Project Information
CATEGORY
De-Fi Protocols
NETWORK
Ethereum
WEBSITE
https://rangeprotocol.com/
DESCRIPTION
From Sep. 4, 2023 to Sep. 13, 2023, Range Protocol engaged Veridise to review the security of their Range GHO Vault. These vaults are designed to store user funds. A manager is responsible for taking out debt in GHO via an AAVE pool using user-supplied collateral, then managing the GHO and collateral in a Uniswap pool to produce profit in return for fees. The Veridise auditors reviewed the vault implementation and its associated factory, as well as slight modifications to Uniswap periphery contracts and renamings in an OpenZeppelin access-control contract.
The Veridise also simultaneously audited another repository supplied by the Range Protocol. This repository was the basis of the Range GHO Vault, and had nearly identical functionality. Most of the code was unchanged from this initial audit.

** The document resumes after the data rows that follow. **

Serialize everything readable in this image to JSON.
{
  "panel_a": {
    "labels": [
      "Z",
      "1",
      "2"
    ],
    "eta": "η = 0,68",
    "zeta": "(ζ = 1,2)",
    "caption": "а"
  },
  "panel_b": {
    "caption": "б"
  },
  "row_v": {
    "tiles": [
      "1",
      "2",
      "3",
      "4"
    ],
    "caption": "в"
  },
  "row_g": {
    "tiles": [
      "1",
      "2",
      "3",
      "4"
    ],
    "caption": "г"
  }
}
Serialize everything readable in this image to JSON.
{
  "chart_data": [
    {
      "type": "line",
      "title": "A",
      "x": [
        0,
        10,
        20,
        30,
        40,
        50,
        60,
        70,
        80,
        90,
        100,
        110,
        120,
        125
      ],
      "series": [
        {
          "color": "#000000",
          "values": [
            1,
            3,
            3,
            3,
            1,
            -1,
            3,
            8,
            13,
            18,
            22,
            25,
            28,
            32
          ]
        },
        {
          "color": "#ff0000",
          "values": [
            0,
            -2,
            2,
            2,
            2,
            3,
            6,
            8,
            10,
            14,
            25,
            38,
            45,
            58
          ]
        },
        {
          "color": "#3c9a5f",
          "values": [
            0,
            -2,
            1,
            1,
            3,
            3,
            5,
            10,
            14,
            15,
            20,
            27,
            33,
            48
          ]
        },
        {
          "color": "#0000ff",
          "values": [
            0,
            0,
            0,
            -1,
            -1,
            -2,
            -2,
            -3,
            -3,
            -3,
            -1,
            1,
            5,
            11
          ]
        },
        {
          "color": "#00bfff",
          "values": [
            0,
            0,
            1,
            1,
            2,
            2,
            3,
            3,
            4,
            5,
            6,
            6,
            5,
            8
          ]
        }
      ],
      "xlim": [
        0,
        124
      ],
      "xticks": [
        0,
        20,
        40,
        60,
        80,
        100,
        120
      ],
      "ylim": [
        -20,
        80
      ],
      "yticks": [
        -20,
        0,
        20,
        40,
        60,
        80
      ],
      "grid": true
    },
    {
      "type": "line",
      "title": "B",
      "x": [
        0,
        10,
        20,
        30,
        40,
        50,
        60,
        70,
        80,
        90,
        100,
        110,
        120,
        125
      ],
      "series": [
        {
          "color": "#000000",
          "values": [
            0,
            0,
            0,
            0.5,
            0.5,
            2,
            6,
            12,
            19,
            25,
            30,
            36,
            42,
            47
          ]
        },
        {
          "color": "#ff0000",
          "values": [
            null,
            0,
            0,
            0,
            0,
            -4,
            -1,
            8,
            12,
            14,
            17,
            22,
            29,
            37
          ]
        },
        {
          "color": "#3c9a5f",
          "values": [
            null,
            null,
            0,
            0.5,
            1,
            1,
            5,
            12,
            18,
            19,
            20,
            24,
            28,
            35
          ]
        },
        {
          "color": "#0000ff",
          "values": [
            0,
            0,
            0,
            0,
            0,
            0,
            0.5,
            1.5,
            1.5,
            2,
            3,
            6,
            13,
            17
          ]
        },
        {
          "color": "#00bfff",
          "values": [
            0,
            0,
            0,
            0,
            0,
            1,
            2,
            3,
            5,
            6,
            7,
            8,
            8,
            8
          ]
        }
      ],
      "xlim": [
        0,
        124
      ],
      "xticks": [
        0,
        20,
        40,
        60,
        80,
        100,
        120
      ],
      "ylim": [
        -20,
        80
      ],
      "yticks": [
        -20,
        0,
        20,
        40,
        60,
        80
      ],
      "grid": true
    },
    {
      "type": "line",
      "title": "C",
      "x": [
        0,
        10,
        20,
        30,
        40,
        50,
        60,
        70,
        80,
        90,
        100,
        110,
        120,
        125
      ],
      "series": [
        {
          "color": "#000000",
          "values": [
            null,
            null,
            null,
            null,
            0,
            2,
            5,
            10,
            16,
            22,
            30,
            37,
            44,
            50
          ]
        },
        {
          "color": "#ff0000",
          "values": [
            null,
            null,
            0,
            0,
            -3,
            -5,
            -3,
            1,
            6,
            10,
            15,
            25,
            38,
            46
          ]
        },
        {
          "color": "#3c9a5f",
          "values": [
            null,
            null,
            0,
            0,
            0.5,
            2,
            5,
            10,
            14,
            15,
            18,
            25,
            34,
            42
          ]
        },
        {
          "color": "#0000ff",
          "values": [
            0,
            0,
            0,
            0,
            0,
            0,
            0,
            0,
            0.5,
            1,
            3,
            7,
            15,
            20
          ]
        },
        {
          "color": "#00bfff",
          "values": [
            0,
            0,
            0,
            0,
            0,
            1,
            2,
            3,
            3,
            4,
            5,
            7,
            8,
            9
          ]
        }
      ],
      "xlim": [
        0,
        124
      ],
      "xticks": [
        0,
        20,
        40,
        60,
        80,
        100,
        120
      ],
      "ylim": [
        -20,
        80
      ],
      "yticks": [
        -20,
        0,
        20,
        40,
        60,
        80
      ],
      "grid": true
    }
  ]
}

Veridise conducted the combined assessment over 2 person-weeks, with 2 engineers reviewing code over 1 week and 2 days on commits 0xef748c70-0xcaff8d88. The auditing strategy involved a tool-assisted analysis of the source code performed by Veridise engineers as well as extensive manual auditing.
Audit Report
SCOPE
The scope of this audit is limited to the contracts/ folder of the source code provided by the Range GHO Vault developers, which contains the smart contract implementation of the Range GHO Vault. Namely, the RangeProtocolFactory.sol, RangeProtocolVault.sol, and RangeProtocolStorage.sol files, the core implementation inside libraries/LogicLib.sol and libraries/DataTypesLib.sol, along with the access/, errors/, and uniswap/ directories.